The difficult part is not knowing what the ideal world should be, but it
is analyzing where the time is spent and how that can be improved.
Comparing to a totally different system doesn't help with that.

> > There have been hacks proposed in the past to replace the make extraction,
> > but none of the proposals actually work properly, because they disable
> > important functional parts. This *is* a case where pkgsrc is actually
> > significantly more complex than ports.
> 
> The trick is recognizing when to use the full make invocation.

As I said before, no. At least for the purpose of bulk build scanning,
it is practically impossible to get correct results without doing the
make invocation. Implementing enough of make to emulate all the slightly
smart conditionals doesn't count.

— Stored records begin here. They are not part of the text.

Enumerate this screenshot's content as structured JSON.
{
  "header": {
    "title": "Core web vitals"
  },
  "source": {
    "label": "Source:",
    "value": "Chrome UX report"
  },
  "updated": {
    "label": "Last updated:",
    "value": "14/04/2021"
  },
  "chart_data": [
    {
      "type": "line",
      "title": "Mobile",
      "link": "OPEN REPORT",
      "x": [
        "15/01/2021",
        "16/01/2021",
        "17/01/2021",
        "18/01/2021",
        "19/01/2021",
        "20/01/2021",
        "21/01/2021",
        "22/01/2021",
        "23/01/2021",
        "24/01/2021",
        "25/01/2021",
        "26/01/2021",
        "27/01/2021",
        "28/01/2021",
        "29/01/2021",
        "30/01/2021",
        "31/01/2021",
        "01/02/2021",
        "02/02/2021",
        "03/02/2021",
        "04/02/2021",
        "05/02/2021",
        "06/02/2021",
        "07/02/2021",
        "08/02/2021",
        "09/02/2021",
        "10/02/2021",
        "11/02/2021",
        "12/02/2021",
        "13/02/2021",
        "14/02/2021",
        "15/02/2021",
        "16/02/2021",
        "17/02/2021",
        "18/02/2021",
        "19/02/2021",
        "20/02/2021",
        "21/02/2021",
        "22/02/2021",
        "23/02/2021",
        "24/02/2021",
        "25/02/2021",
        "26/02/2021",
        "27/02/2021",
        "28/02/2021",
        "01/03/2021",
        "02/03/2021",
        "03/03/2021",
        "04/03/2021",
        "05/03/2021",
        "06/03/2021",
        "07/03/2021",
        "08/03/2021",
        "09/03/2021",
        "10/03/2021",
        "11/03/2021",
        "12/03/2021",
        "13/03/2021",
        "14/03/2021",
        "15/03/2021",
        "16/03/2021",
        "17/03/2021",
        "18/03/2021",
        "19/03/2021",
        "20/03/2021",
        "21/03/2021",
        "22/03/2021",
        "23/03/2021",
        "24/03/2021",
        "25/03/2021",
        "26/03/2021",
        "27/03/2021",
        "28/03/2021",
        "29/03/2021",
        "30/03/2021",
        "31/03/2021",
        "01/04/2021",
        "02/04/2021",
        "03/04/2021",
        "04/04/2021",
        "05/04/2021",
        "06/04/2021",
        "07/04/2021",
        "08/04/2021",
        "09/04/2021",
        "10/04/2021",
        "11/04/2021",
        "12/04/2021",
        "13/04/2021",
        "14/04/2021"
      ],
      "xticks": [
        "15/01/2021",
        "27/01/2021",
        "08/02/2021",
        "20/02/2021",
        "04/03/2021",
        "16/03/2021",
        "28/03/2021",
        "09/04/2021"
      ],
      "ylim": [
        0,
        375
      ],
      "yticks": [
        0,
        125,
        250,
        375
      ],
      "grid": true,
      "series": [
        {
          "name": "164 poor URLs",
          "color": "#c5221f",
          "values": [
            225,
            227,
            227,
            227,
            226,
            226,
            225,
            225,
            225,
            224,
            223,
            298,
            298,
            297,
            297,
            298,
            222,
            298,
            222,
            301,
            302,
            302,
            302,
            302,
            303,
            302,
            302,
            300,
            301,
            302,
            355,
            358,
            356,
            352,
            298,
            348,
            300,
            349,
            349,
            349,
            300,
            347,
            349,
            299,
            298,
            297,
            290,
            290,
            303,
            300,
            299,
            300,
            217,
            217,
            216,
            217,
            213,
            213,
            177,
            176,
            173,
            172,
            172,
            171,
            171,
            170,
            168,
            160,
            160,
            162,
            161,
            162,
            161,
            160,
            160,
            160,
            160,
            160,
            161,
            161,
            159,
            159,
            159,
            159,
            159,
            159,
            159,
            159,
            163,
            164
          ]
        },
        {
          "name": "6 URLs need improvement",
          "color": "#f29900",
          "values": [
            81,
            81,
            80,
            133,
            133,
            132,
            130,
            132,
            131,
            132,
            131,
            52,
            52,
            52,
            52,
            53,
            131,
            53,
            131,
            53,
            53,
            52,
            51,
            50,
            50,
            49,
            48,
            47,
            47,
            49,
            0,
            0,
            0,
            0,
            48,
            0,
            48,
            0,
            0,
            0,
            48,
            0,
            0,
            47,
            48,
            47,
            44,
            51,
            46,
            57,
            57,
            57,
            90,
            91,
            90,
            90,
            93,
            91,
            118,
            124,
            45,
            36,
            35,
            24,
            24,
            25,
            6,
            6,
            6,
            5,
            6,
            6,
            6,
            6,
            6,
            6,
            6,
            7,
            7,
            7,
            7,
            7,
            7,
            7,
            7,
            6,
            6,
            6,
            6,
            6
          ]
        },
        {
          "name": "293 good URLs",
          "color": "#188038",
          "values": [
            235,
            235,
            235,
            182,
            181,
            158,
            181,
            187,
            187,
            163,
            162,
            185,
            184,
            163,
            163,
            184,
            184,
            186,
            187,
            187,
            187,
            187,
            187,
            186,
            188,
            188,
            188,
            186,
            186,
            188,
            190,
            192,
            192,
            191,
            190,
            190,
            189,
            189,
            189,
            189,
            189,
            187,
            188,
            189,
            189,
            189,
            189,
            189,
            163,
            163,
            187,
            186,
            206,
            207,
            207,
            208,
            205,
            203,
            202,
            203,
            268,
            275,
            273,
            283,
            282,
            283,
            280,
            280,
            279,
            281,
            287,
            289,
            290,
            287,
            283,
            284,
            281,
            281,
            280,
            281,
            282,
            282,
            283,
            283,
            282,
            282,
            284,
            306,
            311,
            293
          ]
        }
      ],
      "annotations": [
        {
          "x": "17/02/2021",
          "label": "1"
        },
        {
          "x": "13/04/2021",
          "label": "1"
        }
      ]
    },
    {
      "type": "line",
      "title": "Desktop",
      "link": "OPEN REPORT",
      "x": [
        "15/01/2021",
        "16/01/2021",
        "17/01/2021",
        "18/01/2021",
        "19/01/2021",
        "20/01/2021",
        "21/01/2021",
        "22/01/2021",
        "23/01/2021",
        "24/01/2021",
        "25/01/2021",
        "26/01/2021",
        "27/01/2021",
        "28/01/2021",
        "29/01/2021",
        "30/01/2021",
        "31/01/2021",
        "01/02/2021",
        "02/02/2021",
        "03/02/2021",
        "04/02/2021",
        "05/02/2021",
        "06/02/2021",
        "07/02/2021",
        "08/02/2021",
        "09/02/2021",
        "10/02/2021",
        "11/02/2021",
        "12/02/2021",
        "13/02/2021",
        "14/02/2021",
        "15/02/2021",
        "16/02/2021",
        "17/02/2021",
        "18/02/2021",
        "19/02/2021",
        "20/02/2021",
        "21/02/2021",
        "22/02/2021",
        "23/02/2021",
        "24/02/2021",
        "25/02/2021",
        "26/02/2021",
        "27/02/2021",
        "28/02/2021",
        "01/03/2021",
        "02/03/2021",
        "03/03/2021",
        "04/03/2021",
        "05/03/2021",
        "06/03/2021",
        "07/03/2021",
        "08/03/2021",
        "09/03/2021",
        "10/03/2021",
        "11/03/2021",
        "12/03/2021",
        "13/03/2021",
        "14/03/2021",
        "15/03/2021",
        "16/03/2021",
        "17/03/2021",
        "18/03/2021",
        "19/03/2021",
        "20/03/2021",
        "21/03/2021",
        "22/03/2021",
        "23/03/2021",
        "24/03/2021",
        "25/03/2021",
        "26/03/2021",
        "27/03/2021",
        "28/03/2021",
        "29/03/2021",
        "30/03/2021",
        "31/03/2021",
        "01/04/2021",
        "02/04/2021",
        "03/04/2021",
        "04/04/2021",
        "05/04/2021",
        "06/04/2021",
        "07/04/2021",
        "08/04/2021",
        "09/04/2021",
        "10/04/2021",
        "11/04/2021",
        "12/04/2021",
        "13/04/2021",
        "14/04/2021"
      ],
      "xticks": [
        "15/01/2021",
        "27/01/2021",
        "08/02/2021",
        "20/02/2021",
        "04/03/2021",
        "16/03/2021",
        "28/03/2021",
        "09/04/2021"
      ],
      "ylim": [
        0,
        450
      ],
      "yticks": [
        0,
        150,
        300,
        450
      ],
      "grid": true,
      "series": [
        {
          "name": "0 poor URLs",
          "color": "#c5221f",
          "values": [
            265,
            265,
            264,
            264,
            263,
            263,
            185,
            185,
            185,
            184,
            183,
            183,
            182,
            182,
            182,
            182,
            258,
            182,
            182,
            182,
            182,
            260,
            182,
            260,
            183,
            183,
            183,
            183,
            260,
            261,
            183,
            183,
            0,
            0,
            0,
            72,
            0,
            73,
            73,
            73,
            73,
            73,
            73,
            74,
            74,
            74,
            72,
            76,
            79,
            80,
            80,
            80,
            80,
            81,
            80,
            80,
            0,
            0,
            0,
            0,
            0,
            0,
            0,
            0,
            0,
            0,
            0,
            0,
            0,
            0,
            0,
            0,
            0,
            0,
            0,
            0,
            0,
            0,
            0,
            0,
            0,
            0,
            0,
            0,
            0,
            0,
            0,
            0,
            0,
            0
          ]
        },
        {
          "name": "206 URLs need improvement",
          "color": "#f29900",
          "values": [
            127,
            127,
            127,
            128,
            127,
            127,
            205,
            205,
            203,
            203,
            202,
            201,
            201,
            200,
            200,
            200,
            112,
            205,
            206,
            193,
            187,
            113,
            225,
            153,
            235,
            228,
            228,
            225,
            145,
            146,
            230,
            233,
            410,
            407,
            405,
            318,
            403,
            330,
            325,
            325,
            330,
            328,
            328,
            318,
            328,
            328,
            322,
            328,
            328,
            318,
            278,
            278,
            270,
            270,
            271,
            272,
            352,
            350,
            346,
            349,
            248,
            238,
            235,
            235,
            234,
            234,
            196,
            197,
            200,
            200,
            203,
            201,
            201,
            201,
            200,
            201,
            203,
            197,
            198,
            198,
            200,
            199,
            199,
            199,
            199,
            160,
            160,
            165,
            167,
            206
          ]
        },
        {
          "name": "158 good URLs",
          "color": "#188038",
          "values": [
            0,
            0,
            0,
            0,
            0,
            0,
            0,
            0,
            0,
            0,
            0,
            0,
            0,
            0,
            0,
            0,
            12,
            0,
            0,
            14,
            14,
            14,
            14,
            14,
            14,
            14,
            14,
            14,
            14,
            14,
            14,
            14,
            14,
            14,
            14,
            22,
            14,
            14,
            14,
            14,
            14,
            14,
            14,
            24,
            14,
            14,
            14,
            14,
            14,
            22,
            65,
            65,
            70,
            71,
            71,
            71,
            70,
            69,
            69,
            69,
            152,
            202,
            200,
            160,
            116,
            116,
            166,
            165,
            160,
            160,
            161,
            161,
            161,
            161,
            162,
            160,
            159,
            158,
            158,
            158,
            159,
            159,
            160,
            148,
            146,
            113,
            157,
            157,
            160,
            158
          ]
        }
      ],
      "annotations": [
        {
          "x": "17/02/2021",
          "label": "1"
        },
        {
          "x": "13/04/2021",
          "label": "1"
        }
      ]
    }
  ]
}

It is certainly possible to skip the
make processing for a large part of the tree if you only want to answer
the question of "What PKGNAME is found in x/y?" but that helps you
little for a bulk build.

> > Architectionally, there are three bigger parts that slow things down as
> > far as the scan phase is concerned:
> > (1) Finding the builtins and computing the resulting versions.
> 
> If this is a significant time of the scan (I have not checked), one way to fix this would be:
> 
> After bootstrapping, evaluate all the builtin.mk files (there are a
> hundred or so) once and write the resulting variables into mk.conf.

Not maintainable. There is a reason why incremental scanning is not
enabled by default and building builtin.mk files at bootstrap (which
bootstrap asks the NetBSD user?) is even more fragile.

> > The second part is done with the help of some external scripts because
> > doing it in make internally is pretty much impossible. A single
> > monolithic program would be faster than the repeated pkg_admin pmatch
> > calls, but I don't think the total time spend on this justifies the
> > cost.
> 
> Again, we need to measure first, then fix things.

Most of the existing optimisations have been measured. For others, I
have tried to get a good idea on where the time is spent, but it is not
easy. If you can provide appropiate analysis, it would certainly be
appreciated. Not all issues can be fixed and some of the potential fixes
are intrusive or require a lot reviewing or changing lots of files,
making them potentially not worth the trouble either. But without doing
an actual analysis first, it is just talk wasting time.